Франклину – не окончившему даже «школы письма и арифметики» самоучке, типографскому рабочему и доморощенному философу – рукоплескали образованнейшие представители высокой европейской культуры. Ему, мелочному до карикатуры буржуа, ежедневно записывавшему любые расходы, а также педантично отмечавшему в «реестре добродетелей» свои «хорошие» и «плохие» поступки, пел гимны аристократ и распутник Мирабо. Что как не узы тайного братства и совместные всемирные проекты связывали столь разных «друзей человечества»? Североамериканские Штаты расценивались ими первым воплощением этих идей. Описание траурных ритуалов по кончине Франклина указывает на характер тех уз, что связывали кальвиниста и архитекторов мирового порядка во Франции. Братья Гонкуры рассказывают: «По случаю смерти Франклина «друзья революции и человечества», собравшиеся в кафе Прокоп., покрывают крепом все люстры, затягивают черным второй зал, пишут на входной двери: «Франклин умер»; увенчивают дубовыми листьями, окружают кипарисами его бюст, под которым можно прочесть: «Vir Deus» (Богоподобный муж), украшают его символическими аксессуарами – глобусами, картами, змеями, кусающими свой хвост.»

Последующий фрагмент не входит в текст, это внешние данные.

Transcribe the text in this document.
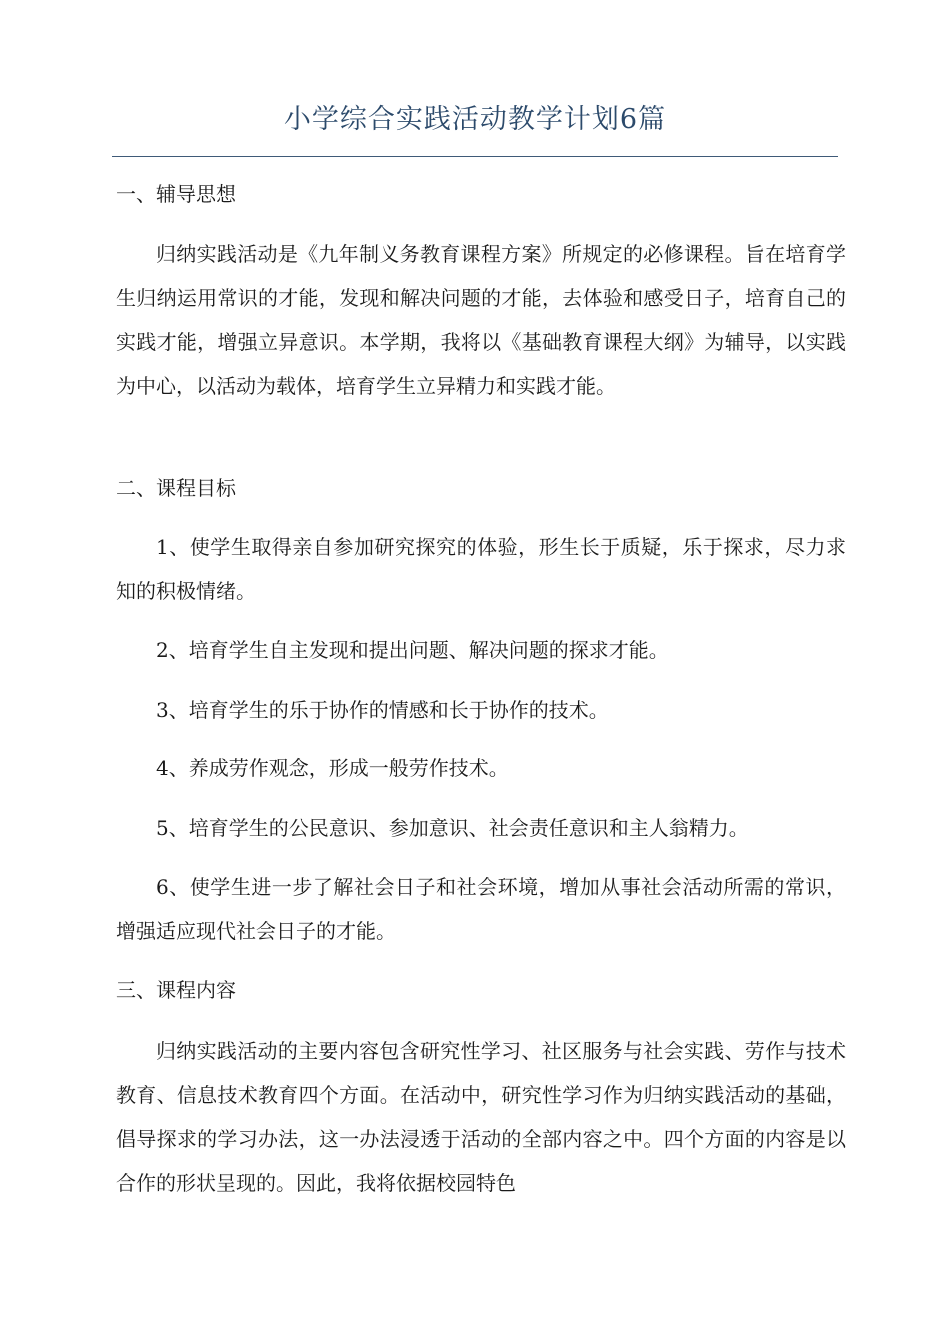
小学综合实践活动教学计划6篇

一、辅导思想

归纳实践活动是《九年制义务教育课程方案》所规定的必修课程。旨在培育学生归纳运用常识的才能，发现和解决问题的才能，去体验和感受日子，培育自己的实践才能，增强立异意识。本学期，我将以《基础教育课程大纲》为辅导，以实践为中心，以活动为载体，培育学生立异精力和实践才能。

二、课程目标

1、使学生取得亲自参加研究探究的体验，形生长于质疑，乐于探求，尽力求知的积极情绪。

2、培育学生自主发现和提出问题、解决问题的探求才能。

3、培育学生的乐于协作的情感和长于协作的技术。

4、养成劳作观念，形成一般劳作技术。

5、培育学生的公民意识、参加意识、社会责任意识和主人翁精力。

6、使学生进一步了解社会日子和社会环境，增加从事社会活动所需的常识，增强适应现代社会日子的才能。

三、课程内容

归纳实践活动的主要内容包含研究性学习、社区服务与社会实践、劳作与技术教育、信息技术教育四个方面。在活动中，研究性学习作为归纳实践活动的基础，倡导探求的学习办法，这一办法浸透于活动的全部内容之中。四个方面的内容是以合作的形状呈现的。因此，我将依据校园特色
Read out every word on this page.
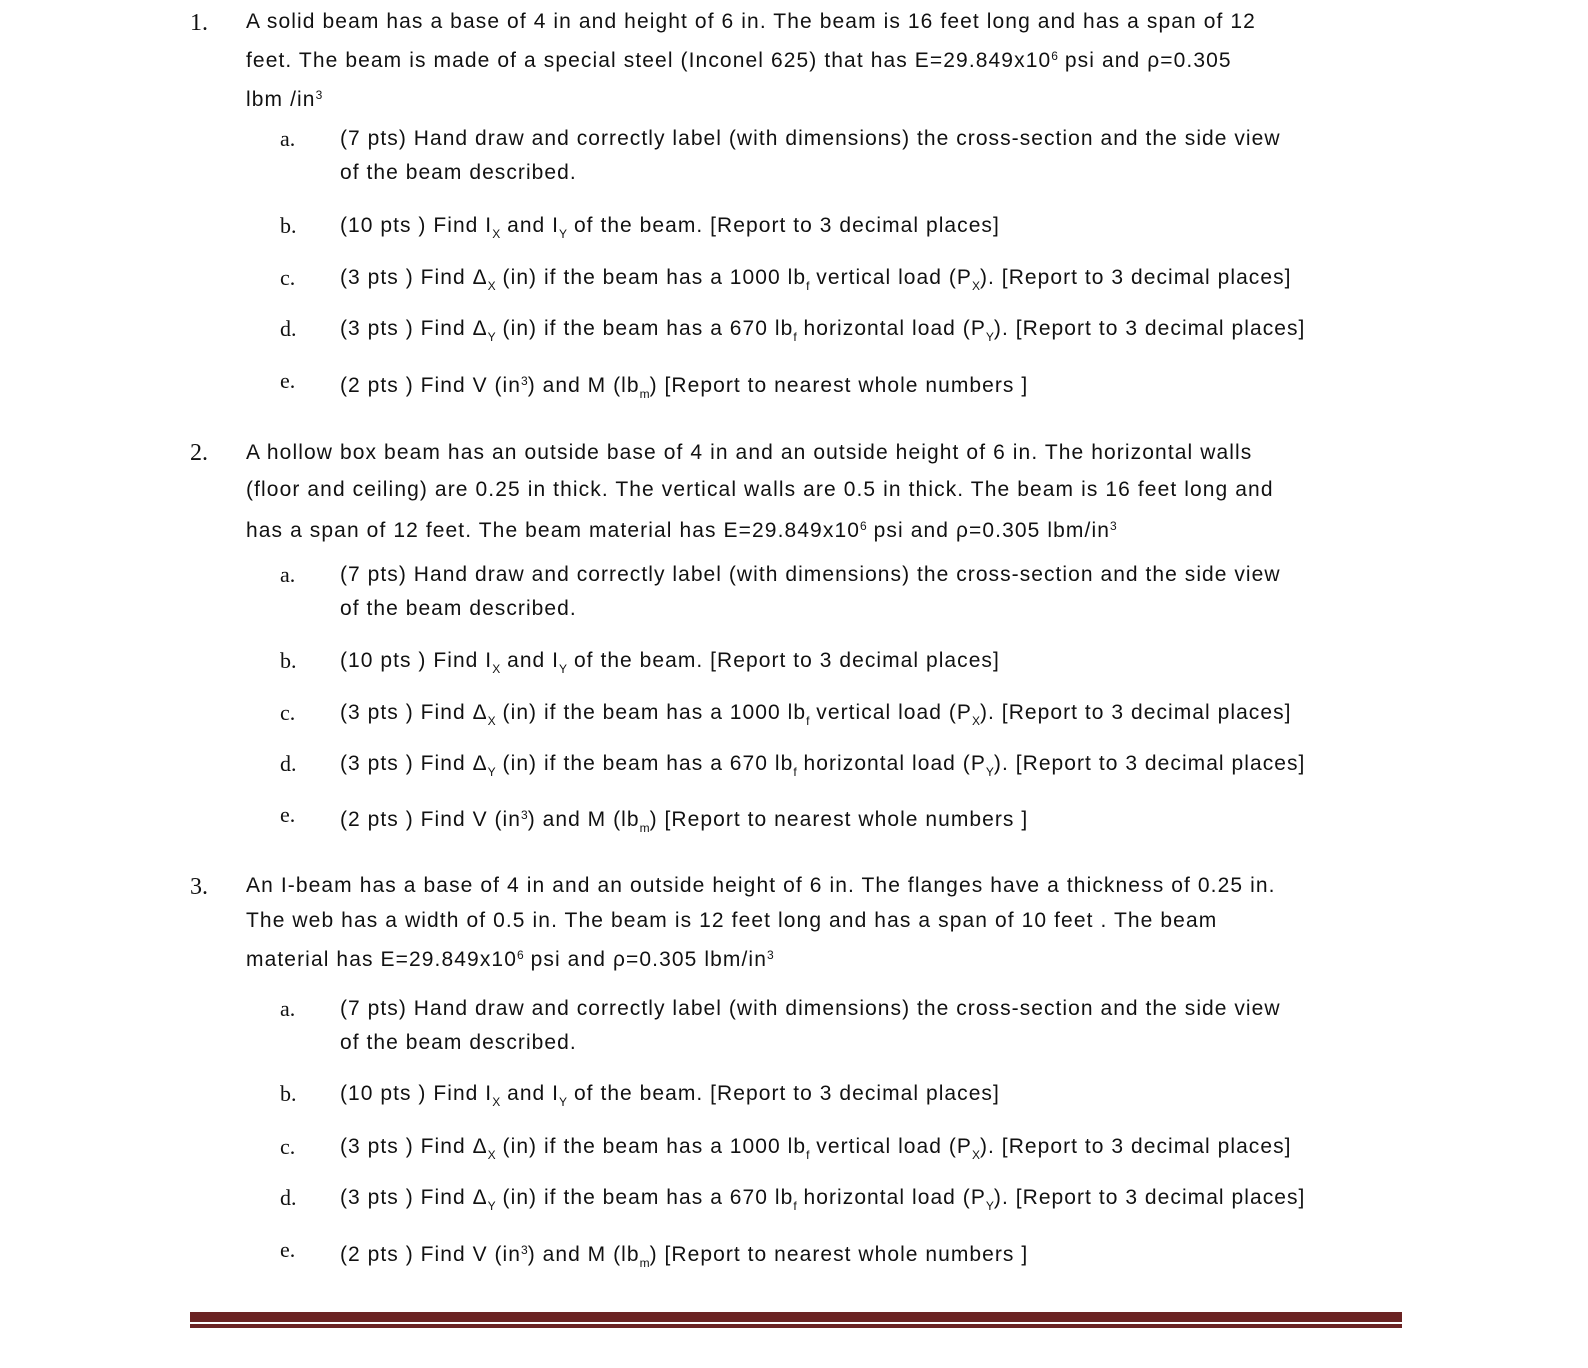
1. A solid beam has a base of 4 in and height of 6 in. The beam is 16 feet long and has a span of 12
feet. The beam is made of a special steel (Inconel 625) that has $E=29.849x10^6$ psi and ρ=0.305
lbm $/in^3$
a. (7 pts) Hand draw and correctly label (with dimensions) the cross-section and the side view
of the beam described.
b. (10 pts ) Find $I_X$ and $I_Y$ of the beam. [Report to 3 decimal places]
c. (3 pts ) Find $\Delta_X$ (in) if the beam has a 1000 $lb_f$ vertical load $(P_X)$. [Report to 3 decimal places]
d. (3 pts ) Find $\Delta_Y$ (in) if the beam has a 670 $lb_f$ horizontal load $(P_Y)$. [Report to 3 decimal places]
e. (2 pts ) Find V $(in^3)$ and M $(lb_m)$ [Report to nearest whole numbers ]
2. A hollow box beam has an outside base of 4 in and an outside height of 6 in. The horizontal walls
(floor and ceiling) are 0.25 in thick. The vertical walls are 0.5 in thick. The beam is 16 feet long and
has a span of 12 feet. The beam material has $E=29.849x10^6$ psi and ρ=0.305 lbm/$in^3$
a. (7 pts) Hand draw and correctly label (with dimensions) the cross-section and the side view
of the beam described.
b. (10 pts ) Find $I_X$ and $I_Y$ of the beam. [Report to 3 decimal places]
c. (3 pts ) Find $\Delta_X$ (in) if the beam has a 1000 $lb_f$ vertical load $(P_X)$. [Report to 3 decimal places]
d. (3 pts ) Find $\Delta_Y$ (in) if the beam has a 670 $lb_f$ horizontal load $(P_Y)$. [Report to 3 decimal places]
e. (2 pts ) Find V $(in^3)$ and M $(lb_m)$ [Report to nearest whole numbers ]
3. An I-beam has a base of 4 in and an outside height of 6 in. The flanges have a thickness of 0.25 in.
The web has a width of 0.5 in. The beam is 12 feet long and has a span of 10 feet . The beam
material has $E=29.849x10^6$ psi and ρ=0.305 lbm/$in^3$
a. (7 pts) Hand draw and correctly label (with dimensions) the cross-section and the side view
of the beam described.
b. (10 pts ) Find $I_X$ and $I_Y$ of the beam. [Report to 3 decimal places]
c. (3 pts ) Find $\Delta_X$ (in) if the beam has a 1000 $lb_f$ vertical load $(P_X)$. [Report to 3 decimal places]
d. (3 pts ) Find $\Delta_Y$ (in) if the beam has a 670 $lb_f$ horizontal load $(P_Y)$. [Report to 3 decimal places]
e. (2 pts ) Find V $(in^3)$ and M $(lb_m)$ [Report to nearest whole numbers ]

Похоже, неслучайно предреволюционная Франция возвела Франклина на высокий пьедестал «крестного отца будущих обществ». Кипящие ненавистью к «национальной реакции» «друзья человечества» видели в Америке претворение в жизнь на чистой доске систем Руссо и Монтескье. Не обошлось здесь и без патриарха вольнодумства – Вольтера. «Влияние Вольтера было неимоверным, – писал в 1934 г. А.С.Пушкин. – Европа едет в Ферней на поклон. Вольтер умирает, благословив внука Франклина и приветствуя Новый Свет словами дотоле неслыханными». Для встречи с американцем, обставленной с необычайной пышностью, восьмидесятичетырехлетний Вольтер в 1778 г. сам специально прибыл из Фернея в Париж и возложил на его голову руки со словами: «God and Liberty» («Бог и свобода»). Может быть, уже тогда самые «просвещенные» и посвященные умы и дирижеры мировых проектов торжественно передали «вырванный у тиранов скипетр» атлантическому пресвитеру?
Вебер писал о большей по сравнению с другими христианскими конфессиями способности пуританских народов, в частности, американцев, «абсорбировать еврейских прозелитов» – то есть евреев, «охотно» превращающихся в настоящих американцев. Вебер отмечает это свойство американцев, «что не удавалось народам с другой религиозной ориентацией», как доказательство отличия пуританского ветхозаветного духа от иудейского, не допускающего прозелитов. Но дело, скорее, вовсе не в самих американцах. Ведь объятия Христа открыты для любого принимающего Его Откровение везде, и после принятия Христовой Истины, для Бога нет ни эллина, ни иудея. Однако неслучайно эти «прозелиты» в начале ХХ в. избрали именно Америку как перспективный плацдарм. Кроме них, туда стекались и революционеры-атеисты всех мастей. Значит, из всего христианского мира Америка была наилучшим местом для тех, кто изначально отверг Христа или отступил от Него. Почему это так?